Florence King became the first woman to win a lawsuit in front of the United States Supreme Court (Crown v. Nye). Ella Lillian Wall Van Leer was the first woman to serve in an American Legion position, and she later successfully advocated for women's admission to Georgia Tech. Women have been elected to national office as governors and senators, but they still account for less than 20 percent of all Congress members.
In law schools across the country, female students outnumber their male counterparts by nearly 2 to 1. But only about 15 percent of lawyers are women, and only five states (Alaska, Hawaii, Iowa, New Hampshire, and Vermont) have equal numbers of men and women serving as state attorneys.
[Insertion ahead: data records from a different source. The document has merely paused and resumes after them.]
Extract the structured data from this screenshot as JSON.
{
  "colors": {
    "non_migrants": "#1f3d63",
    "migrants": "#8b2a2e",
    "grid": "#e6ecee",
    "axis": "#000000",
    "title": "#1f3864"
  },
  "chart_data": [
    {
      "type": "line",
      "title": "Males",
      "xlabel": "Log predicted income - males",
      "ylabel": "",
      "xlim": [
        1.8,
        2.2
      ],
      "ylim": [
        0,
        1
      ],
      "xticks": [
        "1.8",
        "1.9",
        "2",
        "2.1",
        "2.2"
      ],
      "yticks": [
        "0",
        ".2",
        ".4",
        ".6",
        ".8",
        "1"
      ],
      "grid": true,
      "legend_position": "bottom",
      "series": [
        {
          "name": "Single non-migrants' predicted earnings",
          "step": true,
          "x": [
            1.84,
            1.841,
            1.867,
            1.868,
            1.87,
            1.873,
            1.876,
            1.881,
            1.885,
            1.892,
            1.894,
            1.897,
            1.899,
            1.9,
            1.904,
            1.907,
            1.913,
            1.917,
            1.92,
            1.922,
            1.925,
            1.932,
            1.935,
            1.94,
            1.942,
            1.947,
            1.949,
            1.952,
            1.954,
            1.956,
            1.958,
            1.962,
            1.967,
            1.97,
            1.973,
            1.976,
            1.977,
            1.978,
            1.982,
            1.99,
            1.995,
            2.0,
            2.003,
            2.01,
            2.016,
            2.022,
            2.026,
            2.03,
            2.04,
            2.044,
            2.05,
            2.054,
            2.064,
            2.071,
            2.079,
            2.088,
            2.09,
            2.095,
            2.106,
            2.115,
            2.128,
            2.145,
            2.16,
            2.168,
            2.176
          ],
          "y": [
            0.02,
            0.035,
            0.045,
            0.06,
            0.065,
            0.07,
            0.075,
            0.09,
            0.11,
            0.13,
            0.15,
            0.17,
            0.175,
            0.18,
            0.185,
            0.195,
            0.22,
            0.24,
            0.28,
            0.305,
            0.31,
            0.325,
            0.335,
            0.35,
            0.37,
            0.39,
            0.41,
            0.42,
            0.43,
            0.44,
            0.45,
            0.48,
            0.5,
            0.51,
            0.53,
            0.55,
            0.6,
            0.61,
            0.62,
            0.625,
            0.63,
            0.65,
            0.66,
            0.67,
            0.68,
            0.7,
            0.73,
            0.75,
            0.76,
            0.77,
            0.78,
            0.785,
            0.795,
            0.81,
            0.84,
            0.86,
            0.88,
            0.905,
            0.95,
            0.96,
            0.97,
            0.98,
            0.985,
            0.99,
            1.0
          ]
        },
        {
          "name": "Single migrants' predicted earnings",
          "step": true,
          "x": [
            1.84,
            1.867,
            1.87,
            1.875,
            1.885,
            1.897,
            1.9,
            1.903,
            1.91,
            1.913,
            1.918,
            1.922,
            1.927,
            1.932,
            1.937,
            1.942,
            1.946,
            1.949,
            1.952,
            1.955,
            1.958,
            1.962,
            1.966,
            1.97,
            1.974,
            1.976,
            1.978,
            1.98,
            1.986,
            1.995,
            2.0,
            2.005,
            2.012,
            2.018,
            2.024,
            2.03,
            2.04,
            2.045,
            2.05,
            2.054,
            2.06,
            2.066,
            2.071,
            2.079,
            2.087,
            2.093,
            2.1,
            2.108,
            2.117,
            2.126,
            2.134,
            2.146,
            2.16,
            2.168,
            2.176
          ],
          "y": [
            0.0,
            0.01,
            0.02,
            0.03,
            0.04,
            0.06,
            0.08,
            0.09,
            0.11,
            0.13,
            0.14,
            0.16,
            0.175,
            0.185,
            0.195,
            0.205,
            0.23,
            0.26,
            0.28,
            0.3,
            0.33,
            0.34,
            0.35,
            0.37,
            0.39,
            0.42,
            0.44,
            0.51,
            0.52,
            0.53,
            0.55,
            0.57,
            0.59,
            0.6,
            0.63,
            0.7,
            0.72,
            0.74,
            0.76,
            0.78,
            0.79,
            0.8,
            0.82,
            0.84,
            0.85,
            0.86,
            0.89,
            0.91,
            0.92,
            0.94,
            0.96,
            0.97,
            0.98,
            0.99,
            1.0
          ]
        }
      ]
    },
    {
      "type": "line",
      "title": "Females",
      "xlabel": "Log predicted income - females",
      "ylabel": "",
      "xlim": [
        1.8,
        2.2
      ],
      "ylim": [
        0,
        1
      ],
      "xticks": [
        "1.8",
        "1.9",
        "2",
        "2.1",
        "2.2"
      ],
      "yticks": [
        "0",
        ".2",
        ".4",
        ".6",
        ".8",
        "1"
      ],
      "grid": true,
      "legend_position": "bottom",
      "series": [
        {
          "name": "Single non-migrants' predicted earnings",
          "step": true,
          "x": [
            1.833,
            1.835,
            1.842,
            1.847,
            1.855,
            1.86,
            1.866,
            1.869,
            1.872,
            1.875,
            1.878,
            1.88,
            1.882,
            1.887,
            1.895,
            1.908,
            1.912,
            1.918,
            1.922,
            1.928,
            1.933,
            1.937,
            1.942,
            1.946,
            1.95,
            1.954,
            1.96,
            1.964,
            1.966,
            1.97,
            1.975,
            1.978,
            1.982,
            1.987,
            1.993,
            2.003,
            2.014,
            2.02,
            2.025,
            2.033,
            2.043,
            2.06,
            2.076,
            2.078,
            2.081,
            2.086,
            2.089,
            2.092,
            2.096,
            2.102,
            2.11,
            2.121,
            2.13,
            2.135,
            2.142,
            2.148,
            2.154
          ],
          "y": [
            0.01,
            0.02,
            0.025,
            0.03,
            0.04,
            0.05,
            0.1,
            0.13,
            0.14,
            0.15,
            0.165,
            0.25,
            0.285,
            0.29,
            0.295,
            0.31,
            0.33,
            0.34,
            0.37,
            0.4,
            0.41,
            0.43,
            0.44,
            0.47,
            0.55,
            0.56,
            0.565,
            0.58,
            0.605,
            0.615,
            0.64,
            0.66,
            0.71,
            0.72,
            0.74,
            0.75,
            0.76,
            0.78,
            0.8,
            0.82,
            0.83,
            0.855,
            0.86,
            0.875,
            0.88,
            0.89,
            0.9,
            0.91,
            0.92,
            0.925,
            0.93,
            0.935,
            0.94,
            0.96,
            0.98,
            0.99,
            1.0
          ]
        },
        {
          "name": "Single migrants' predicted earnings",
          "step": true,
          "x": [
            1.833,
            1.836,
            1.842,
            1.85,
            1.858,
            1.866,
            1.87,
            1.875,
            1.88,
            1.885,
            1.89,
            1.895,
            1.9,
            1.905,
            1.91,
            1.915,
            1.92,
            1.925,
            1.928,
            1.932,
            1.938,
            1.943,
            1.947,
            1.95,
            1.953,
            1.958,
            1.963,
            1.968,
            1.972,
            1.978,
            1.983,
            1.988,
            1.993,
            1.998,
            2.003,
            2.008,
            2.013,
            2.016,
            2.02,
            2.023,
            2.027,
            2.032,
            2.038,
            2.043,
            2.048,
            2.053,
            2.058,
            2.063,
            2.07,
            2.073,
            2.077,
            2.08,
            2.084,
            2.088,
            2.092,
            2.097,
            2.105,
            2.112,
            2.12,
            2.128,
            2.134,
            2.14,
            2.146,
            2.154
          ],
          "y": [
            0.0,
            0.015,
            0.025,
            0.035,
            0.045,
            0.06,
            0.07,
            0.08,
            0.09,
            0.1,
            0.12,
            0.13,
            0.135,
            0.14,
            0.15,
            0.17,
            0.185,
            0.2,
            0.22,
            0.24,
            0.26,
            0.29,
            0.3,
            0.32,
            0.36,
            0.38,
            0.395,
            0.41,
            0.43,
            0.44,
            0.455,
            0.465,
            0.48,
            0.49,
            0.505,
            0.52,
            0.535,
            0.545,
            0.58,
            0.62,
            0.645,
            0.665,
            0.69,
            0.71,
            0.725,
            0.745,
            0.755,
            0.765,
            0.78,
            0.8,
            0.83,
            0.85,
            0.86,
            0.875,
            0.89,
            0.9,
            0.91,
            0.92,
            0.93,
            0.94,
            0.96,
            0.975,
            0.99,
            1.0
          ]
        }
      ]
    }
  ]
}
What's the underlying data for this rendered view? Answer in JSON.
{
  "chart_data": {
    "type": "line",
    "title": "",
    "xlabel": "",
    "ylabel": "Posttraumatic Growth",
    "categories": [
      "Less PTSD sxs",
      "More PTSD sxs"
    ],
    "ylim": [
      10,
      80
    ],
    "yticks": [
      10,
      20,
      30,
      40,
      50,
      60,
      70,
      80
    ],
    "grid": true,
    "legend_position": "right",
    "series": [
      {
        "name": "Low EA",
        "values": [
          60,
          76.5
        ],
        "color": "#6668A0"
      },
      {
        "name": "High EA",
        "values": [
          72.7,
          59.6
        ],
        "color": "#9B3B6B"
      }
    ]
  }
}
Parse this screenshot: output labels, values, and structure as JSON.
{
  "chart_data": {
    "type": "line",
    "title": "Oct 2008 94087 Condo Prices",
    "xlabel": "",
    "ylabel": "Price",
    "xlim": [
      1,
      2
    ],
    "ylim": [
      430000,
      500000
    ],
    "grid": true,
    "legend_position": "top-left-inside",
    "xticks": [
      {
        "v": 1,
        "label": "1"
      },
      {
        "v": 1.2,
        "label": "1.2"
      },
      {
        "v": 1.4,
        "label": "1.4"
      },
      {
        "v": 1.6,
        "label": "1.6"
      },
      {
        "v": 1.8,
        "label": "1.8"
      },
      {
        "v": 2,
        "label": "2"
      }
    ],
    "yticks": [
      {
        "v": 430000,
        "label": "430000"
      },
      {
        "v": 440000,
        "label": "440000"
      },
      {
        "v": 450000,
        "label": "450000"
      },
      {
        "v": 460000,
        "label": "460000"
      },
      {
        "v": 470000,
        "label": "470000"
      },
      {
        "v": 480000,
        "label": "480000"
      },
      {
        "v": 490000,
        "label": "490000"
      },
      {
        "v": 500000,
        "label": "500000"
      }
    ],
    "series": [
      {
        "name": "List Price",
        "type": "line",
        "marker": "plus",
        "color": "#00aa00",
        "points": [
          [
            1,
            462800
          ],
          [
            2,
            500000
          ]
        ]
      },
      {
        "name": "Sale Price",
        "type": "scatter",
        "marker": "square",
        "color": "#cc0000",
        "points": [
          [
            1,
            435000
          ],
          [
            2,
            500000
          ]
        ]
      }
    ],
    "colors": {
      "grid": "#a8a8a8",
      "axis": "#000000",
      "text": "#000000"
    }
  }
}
The most common argument against women serving on juries is that they will not reach fair decisions because they are not allowed to see things from the defendant's perspective. But research has shown that women can be just as effective as men at considering both facts and feelings when making judgments. The real reason many jury officials oppose women jurors is that they want to avoid having to deal with issues such as birth control, pregnancy, and child care. However, studies have also shown that women tend to ask more questions of witnesses and use their experiences to help them make up their minds about the case.
There have been several attempts to pass laws prohibiting women from serving on juries. But so far these efforts have all failed.
Sandra Day O'Connor, the court's first female justice, was appointed by a Republican president in 1981 and was widely viewed as a conservative choice. Ruth Bader Ginsburg, the second female judge, was appointed by a Democratic president in 1993 and is largely regarded as a liberal. There have been other women judges before them, but they were not given tenure or allowed to sit on cases.
There has never been a female chief justice, but three women have held the position of associate justice: O'Connor, Sonia Sotomayor and Elena Kagan.
O'Connor was born in Burbank, California, on 20 February 1932. She graduated from Stanford University School of Law in San Francisco in 1955. After working as a lawyer for a large law firm, O'Connor joined the Arizona Supreme Court in 1975. She was appointed to the United States Supreme Court in 1996 by Republican President Bill Clinton. O'Connor retired from the court in 2006 at the age of 65 after being diagnosed with cancer.
Ruth Bader Ginsburg was born in Brooklyn, New York, on 18 October 1933. She attended Columbia University, where she earned her bachelor's degree in 1954 and her juris doctor in 1958. After graduating from law school, Ginsburg worked as a legal assistant to a federal district court judge in New York City.
O'Connor, Sandra Day Sandra Day O'Connor, née Sandra Day (born March 26, 1930 in El Paso, Texas, United States), was an associate judge of the United States Supreme Court from 1981 until 2006. She was the Supreme Court's first female justice. She was a moderate conservative recognized for her impartial and well studied views.
On the court, she replaced Lewis F. Powell, Jr., who retired. She was appointed by President Ronald Reagan and confirmed by the Senate. Her appointment was not controversial at the time because there were no openings on the court.
She is also the first Hispanic and the first American born after the court's establishment in 1789. O'Connor was raised in a large family with five other siblings. Her parents were Irish immigrants who owned a grocery store. She received a bachelor's degree from Stanford University and a law degree from Yale University where she was notes editor of the Yale Law Journal. After graduating from law school, she worked as a tax attorney for the government before being elected as a district court judge. She became one of the most influential women in politics and led many major cases during her time on the court.
O'Connor was married to John Garwood O'Connor for more than 30 years. They had two children together: a daughter, Kelly, and a son, Patrick. O'Connor was diagnosed with breast cancer in 2003. She underwent a mastectomy and began radiation therapy that same year.